In de jaren hiervoor hadden de auteur vier boeken afgeleverd, waarvan ‘De Verbinding, IT en de Kunst van het Automatiseren’ enige tijd op de eerste plaats stond in de Managementboek Top 100. De titels behandelen alle vier een deelaspect van het besturen van it.
Wat maakt dit boek anders dan de eerdere boeken in de reeks?
Van Bommel: ‘In ‘De Verbinding’ schetsten we een wereld van de praktijk, met veel chaos. We benoemden valkuilen en kwamen met oplossingen daarvoor. Op een avond raakten we in gesprek over onze vier boeken en bedachten dat de natuur een bepalende rol heeft. En dat hier alle vier eerder boeken samenkomen. Dus toen besloten we een vijfde boek te schrijven: ‘De Verklaring’. Eigenlijk is deze uitgave de bron van de vier boeken: boek nul dus.’
De ondertitel van het boek is ‘Why You Can Only 4c the Future’. Waarom?
Van Engelen: ‘We willen de toekomst beheersen. Dat denken we te kunnen doen via strategieën voor ons bedrijf. Ook in de grotere thema’s als duurzaamheid of klimaat willen we vooral alles helemaal beheersen. We vinden dat als knappe en goede managers die toekomst aan ons moeten onderwerpen en we gieten de te nemen maatregelen vervolgens in beton, wat voorbijgaat aan onze complexe wereld. We kunnen de toekomst niet voorzien, of in het Engels: to foresee. Als we rekening houden met wat de natuur ons toestaat, wat wij de 4’c noemen, dan kunnen we wel doelgericht beïnvloeden. Het begint bij de c van complexiteit. En de enige manier om je te wapenen tegen complexiteit is organiseren, je maakt een aantal duidelijke afspraken met elkaar.’
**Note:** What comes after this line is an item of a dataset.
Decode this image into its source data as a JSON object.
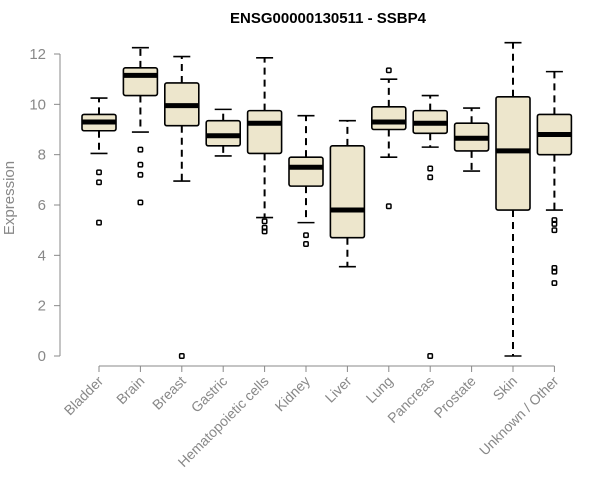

Wat kunnen we met die vier c’s in de praktijk van de it?
Van Bommel: ‘Heel veel. Bijvoorbeeld door bewust te zijn van de context waarin je denkt en werkt. Als organisatie heb je impact omdat je diensten en producten levert die niet zonder elkaar kunnen bestaan en ook niet zonder de context waarin ze worden gebruikt. Als je vanuit de context blijft denken, dan zie je ook de beperkingen van je product.’
‘Nature proof werken, zoals jullie noemen, heeft ook gevolgen voor de manieren waarop wij denken.
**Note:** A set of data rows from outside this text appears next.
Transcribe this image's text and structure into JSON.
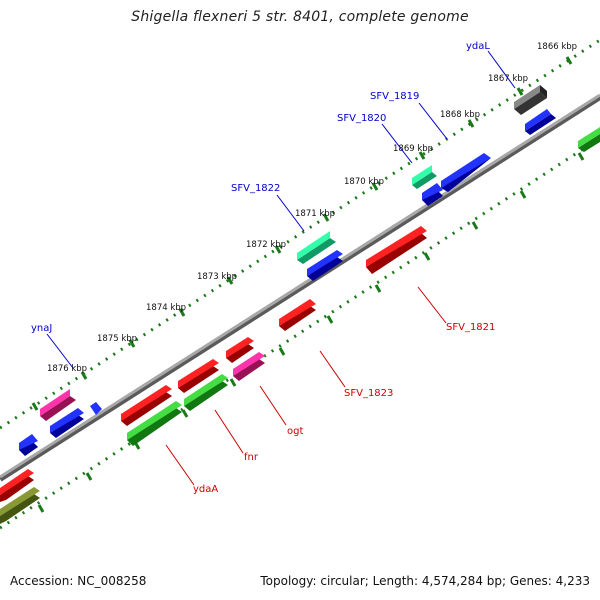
{
  "title": "Shigella flexneri 5 str. 8401, complete genome",
  "footer": {
    "accession": "Accession: NC_008258",
    "summary": "Topology: circular; Length: 4,574,284 bp; Genes: 4,233"
  },
  "ticks": [
    "1866 kbp",
    "1867 kbp",
    "1868 kbp",
    "1869 kbp",
    "1870 kbp",
    "1871 kbp",
    "1872 kbp",
    "1873 kbp",
    "1874 kbp",
    "1875 kbp",
    "1876 kbp"
  ],
  "labels": {
    "ydaL": "ydaL",
    "SFV_1819": "SFV_1819",
    "SFV_1820": "SFV_1820",
    "SFV_1822": "SFV_1822",
    "ynaJ": "ynaJ",
    "SFV_1821": "SFV_1821",
    "SFV_1823": "SFV_1823",
    "ogt": "ogt",
    "fnr": "fnr",
    "ydaA": "ydaA"
  },
  "colors": {
    "forward_label": "#0000cc",
    "reverse_label": "#cc0000",
    "backbone": "#8c8c8c",
    "tick_mark": "#1a7a1a",
    "blue": "#0000ee",
    "red": "#ee0000",
    "green": "#33bb33",
    "mint": "#22ee99",
    "magenta": "#ee2299",
    "gray": "#666666",
    "olive": "#779922"
  }
}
Van Engelen: ‘Zeker. En de denkstap die gemaakt moet worden is dat vraagstukken van enige omgang in vitro én in vivo moet worden opgelost. We denken te veel outside de box terwijl we juist inside die box moeten denken. We maken er immers zelf deel vanuit. We denken dat we onze vraagstukken op de laboratoriumtafel kunnen leggen, kunnen isoleren uit de werkelijkheid. En als we een oplossing hebben verzonnen die in het lab werkt, zetten we die terug in de praktijk, maar dat gaat maar zelden goed.’
Wat zouden organisaties anders moeten doen om meer nature proof te werken?
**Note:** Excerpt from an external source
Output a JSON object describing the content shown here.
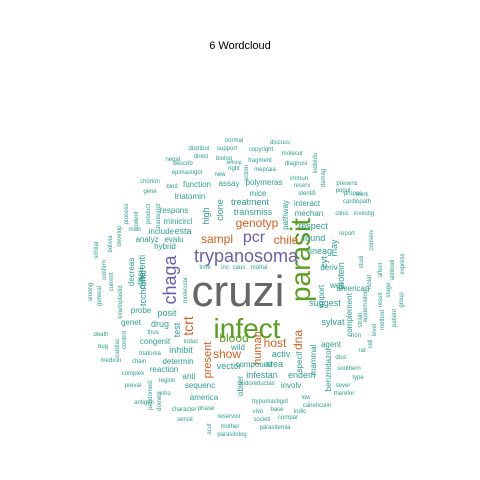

Van Engelen: ‘De ethiek aanpassen. Wij doen in Nederland heel braaf. We juichen elkaars brave opmerkingen toe. Maar de natuur blijkt kieskeurig van karakter te zijn, je kunt er niet mee sollen. Daarom besteden we een hoofdstuk in ons boek aan de conclusie dat samenwerken beter is dan concurreren, omdat je daar verder mee komt. De essentie van de closure van contraints is dat er altijd dingen zijn die niet bij het systeem kunnen horen omdat het dan op zal houden te bestaan. Soms is dat strijdig met wat we om ethische of politieke reden willen en dan maken we die keuzes niet. En dat kan niet zonder consequenties.’
‘De Verklaring; Why You Only Can 4c the Future’ (Van Duuren, december 2024).